I wanted to go to sleep but couldn't. I was awash in a tide of evil and pain not entirely or even mostly my own. There is deep pain all around me. Lately, lots of it has manifested--even though it's the summer. You see, I am in a pastoral-like position where I encounter lots of people everyday. I live on a college campus. During the academic year, thousands of people cross my visual path. And every now and then, the suffering of others, combined with my suffering for them, and my own sufferings, washes me away. I am left bobbing up and down the river, gasping for breath. Grasping for a tree branch, a rock--anything to hold onto in order to pull myself out. Bobbing up and down the river, screaming and crying out to Jesus to rescue others and rescue me. I grow weary. I grow tired. Yet, I pray as I am whirled and tossed about. I pray fiercely and fervently for those afflicted and oppressed. I pray for myself and my family.

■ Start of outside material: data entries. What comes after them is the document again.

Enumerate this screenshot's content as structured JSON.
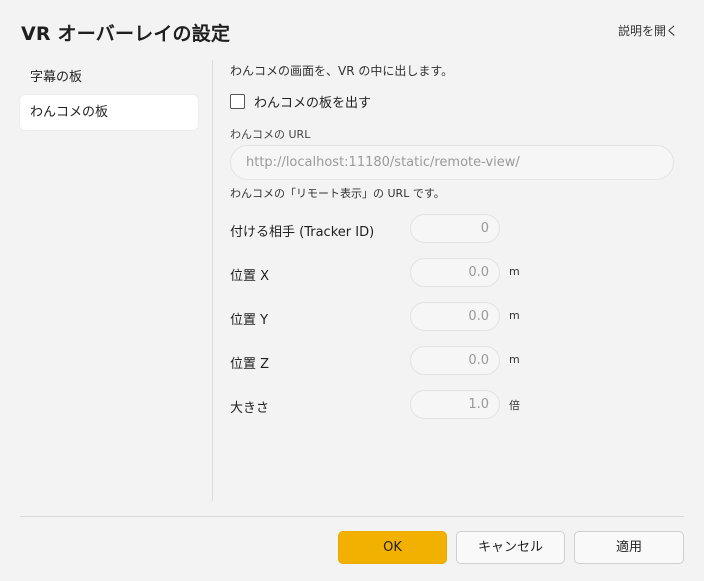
{
  "dialog": {
    "title": "VR オーバーレイの設定",
    "help_link": "説明を開く"
  },
  "sidebar": {
    "items": [
      {
        "label": "字幕の板",
        "selected": false
      },
      {
        "label": "わんコメの板",
        "selected": true
      }
    ]
  },
  "main": {
    "description": "わんコメの画面を、VR の中に出します。",
    "show_board_checkbox": {
      "label": "わんコメの板を出す",
      "checked": false
    },
    "url_field": {
      "label": "わんコメの URL",
      "value": "http://localhost:11180/static/remote-view/",
      "note": "わんコメの「リモート表示」の URL です。"
    },
    "tracker": {
      "label": "付ける相手 (Tracker ID)",
      "value": "0"
    },
    "position_x": {
      "label": "位置 X",
      "value": "0.0",
      "unit": "m"
    },
    "position_y": {
      "label": "位置 Y",
      "value": "0.0",
      "unit": "m"
    },
    "position_z": {
      "label": "位置 Z",
      "value": "0.0",
      "unit": "m"
    },
    "size": {
      "label": "大きさ",
      "value": "1.0",
      "unit": "倍"
    }
  },
  "footer": {
    "ok_label": "OK",
    "cancel_label": "キャンセル",
    "apply_label": "適用"
  },
  "colors": {
    "accent": "#f2b100",
    "background": "#f3f3f3"
  }
}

I have yet to permanently go under.
One of my friends stopped by to visit last night, to see how me and the family and the baby were doing. Her unexpected presence was pastoral care. Her presence--a gift. I confessed my exhaustion and my experience of the night before in the midst of preparing arroz con habichuelas (rice and beans)--my staple food growing up, in the midst of Iliana chatting and performing, in the midst of Shawn trying to catch up on some necessary reading--he had watched the girls all day.

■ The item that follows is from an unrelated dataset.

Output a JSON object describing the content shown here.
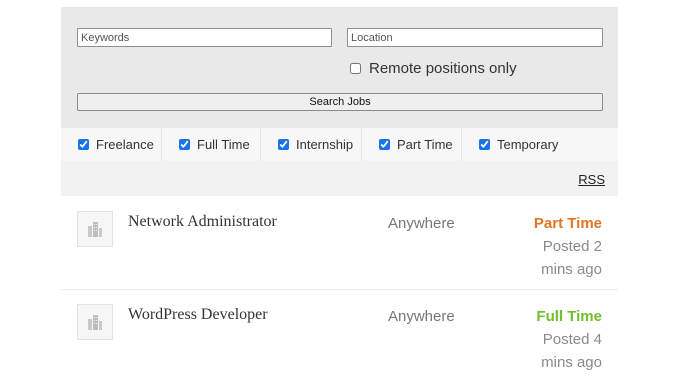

In the midst of dinner preparations and dinner eating and daughter performing and husband trying to snatch a moment for himself--she told me her favorite story. It's about the little boy who was walking along the beach where a bunch of starfish had washed up along the shore. Maybe you know it. I know I've heard it at least once.
There were thousands of starfish scattered along the beach. The little boy's heart broke for them, so he began tossing them back into the ocean. A little while after he began his rescue effort, a man who was walking along the shore stopped, and commented, "Why are you doing this? It's not going to make a difference." The little boy picked up a starfish and remarked, "It makes a difference to this one." He threw the starfish back in. "And this one." He tossed another back in. And so he continued, doing what he could, for the starfish he encountered.
My friend reminded me of what I knew, but couldn't feel--that I do what I can, that I throw the starfish back in.
I can't save all of them, but it makes a difference to the ones that I do return into the ocean (all in the name and power of Jesus).
I do this, all the while knowing and thanking God, that there are many a time when someone had mercy on me--and threw me back in.